Und genau das haben die Menschen auch zu Jesus gesagt. Er war zu den falschen Leuten gegangen. Zu den Zöllnern zum Beispiel. Das waren die Leute, die mit den verhassten römischen Herrschern zusammengearbeitet haben. Und so nebenbei haben sie ihren eigenen Landsleuten auch noch schamlos das Geld aus der Tasche gezogen. Mit denen wollte man als anständiger Mensch einfach nichts zu tun haben.

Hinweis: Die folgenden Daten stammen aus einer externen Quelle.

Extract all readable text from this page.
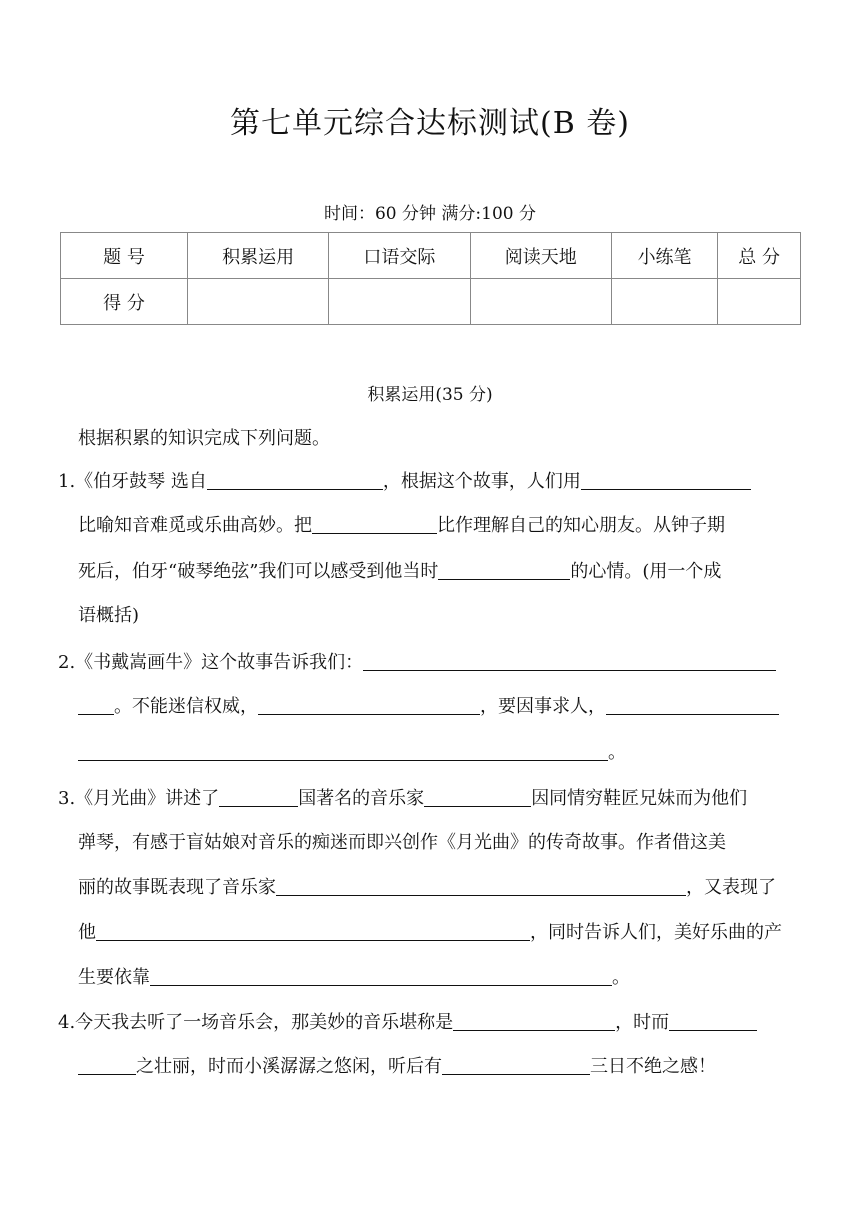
第七单元综合达标测试(B 卷)
时间：60 分钟 满分:100 分
题 号	积累运用	口语交际	阅读天地	小练笔	总 分
得 分					
积累运用(35 分)
根据积累的知识完成下列问题。
1.《伯牙鼓琴 选自	，根据这个故事，人们用
比喻知音难觅或乐曲高妙。把	比作理解自己的知心朋友。从钟子期
死后，伯牙“破琴绝弦”我们可以感受到他当时	的心情。(用一个成
语概括)
2.《书戴嵩画牛》这个故事告诉我们：
。不能迷信权威，	，要因事求人，
。
3.《月光曲》讲述了	国著名的音乐家	因同情穷鞋匠兄妹而为他们
弹琴，有感于盲姑娘对音乐的痴迷而即兴创作《月光曲》的传奇故事。作者借这美
丽的故事既表现了音乐家	，又表现了
他	，同时告诉人们，美好乐曲的产
生要依靠	。
4.今天我去听了一场音乐会，那美妙的音乐堪称是	，时而
之壮丽，时而小溪潺潺之悠闲，听后有	三日不绝之感！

Als nun ausgerechnet Jesus sich mit denen an einen Tisch gesetzt hat, wurde er direkt schief angeschaut. Jesus versucht nicht, sich irgendwie aus der Situation herauszureden. Er tut aber auch nicht so, als wäre nichts gewesen. Als wäre bei den Zöllnern alles gut. „Die Kranken brauchen den Arzt, nicht die Gesunden“ ist seine Antwort. Gerade weil bei den Zöllnern nicht alles gut ist, sucht er den Kontakt zu einem von ihnen. Statt ihn mit Verachtung zu strafen geht er auf Augenhöhe: Gemeinsam Essen, an einem Tisch sitzen – das verbindet. Und für den Zöllner ist es die Chance für den ersten Schritt: Um etwas zu verändern und es in Zukunft besser zu machen. Jesus eröffnet ihm diese Chance.  Vielleicht ist es das, was er meint, wenn er von Barmherzigkeit spricht und sie von den Pharisäern einfordert. Eine Haltung, die nicht zuerst den Fehler bei den anderen – sondern sich stattdessen dem Menschen zuwendet. 

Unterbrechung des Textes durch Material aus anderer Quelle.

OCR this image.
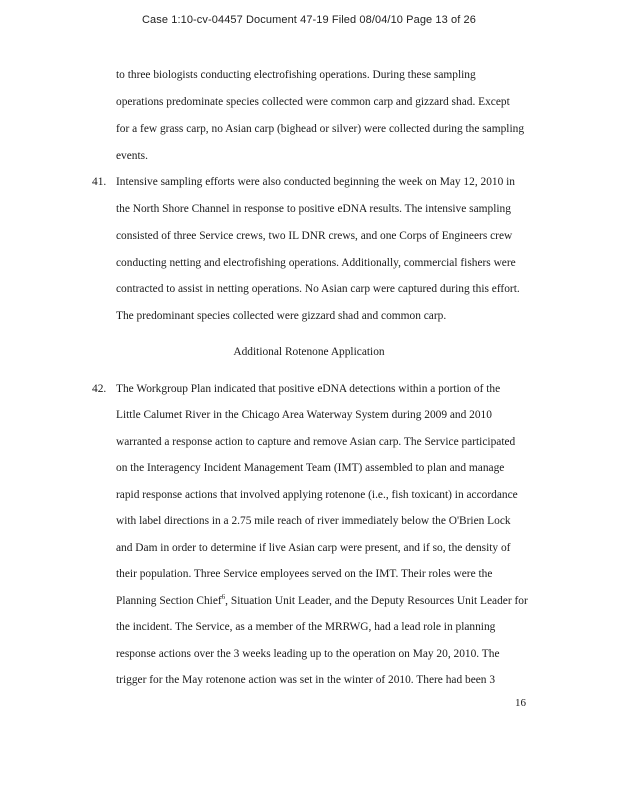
Case 1:10-cv-04457 Document 47-19 Filed 08/04/10 Page 13 of 26
to three biologists conducting electrofishing operations. During these sampling
operations predominate species collected were common carp and gizzard shad. Except
for a few grass carp, no Asian carp (bighead or silver) were collected during the sampling
events.
41. Intensive sampling efforts were also conducted beginning the week on May 12, 2010 in
the North Shore Channel in response to positive eDNA results. The intensive sampling
consisted of three Service crews, two IL DNR crews, and one Corps of Engineers crew
conducting netting and electrofishing operations. Additionally, commercial fishers were
contracted to assist in netting operations. No Asian carp were captured during this effort.
The predominant species collected were gizzard shad and common carp.
Additional Rotenone Application
42. The Workgroup Plan indicated that positive eDNA detections within a portion of the
Little Calumet River in the Chicago Area Waterway System during 2009 and 2010
warranted a response action to capture and remove Asian carp. The Service participated
on the Interagency Incident Management Team (IMT) assembled to plan and manage
rapid response actions that involved applying rotenone (i.e., fish toxicant) in accordance
with label directions in a 2.75 mile reach of river immediately below the O'Brien Lock
and Dam in order to determine if live Asian carp were present, and if so, the density of
their population. Three Service employees served on the IMT. Their roles were the
Planning Section Chief$^6$, Situation Unit Leader, and the Deputy Resources Unit Leader for
the incident. The Service, as a member of the MRRWG, had a lead role in planning
response actions over the 3 weeks leading up to the operation on May 20, 2010. The
trigger for the May rotenone action was set in the winter of 2010. There had been 3
16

Wie das gehen kann, habe ich gemerkt, als mein Feindbild einmal durch den Zufall überrumpelt wurde. Letzten Sommer als eine Freundin und ich in einer überfüllten Pizzeria von einem Pärchen an ihren Tisch gewunken wurden. An dem waren noch zwei Plätze frei. Ohne groß nachzudenken haben wir das nette Angebot angenommen. Wir haben uns gut unterhalten – und erst am Ende festgestellt, dass wir in manchen Punkten sehr unterschiedliche Auffassungen hatten. Und wohl im Alltag nie zueinander gefunden hatten. Da waren wir uns aber schon ohne es zu Wollen sympathisch geworden.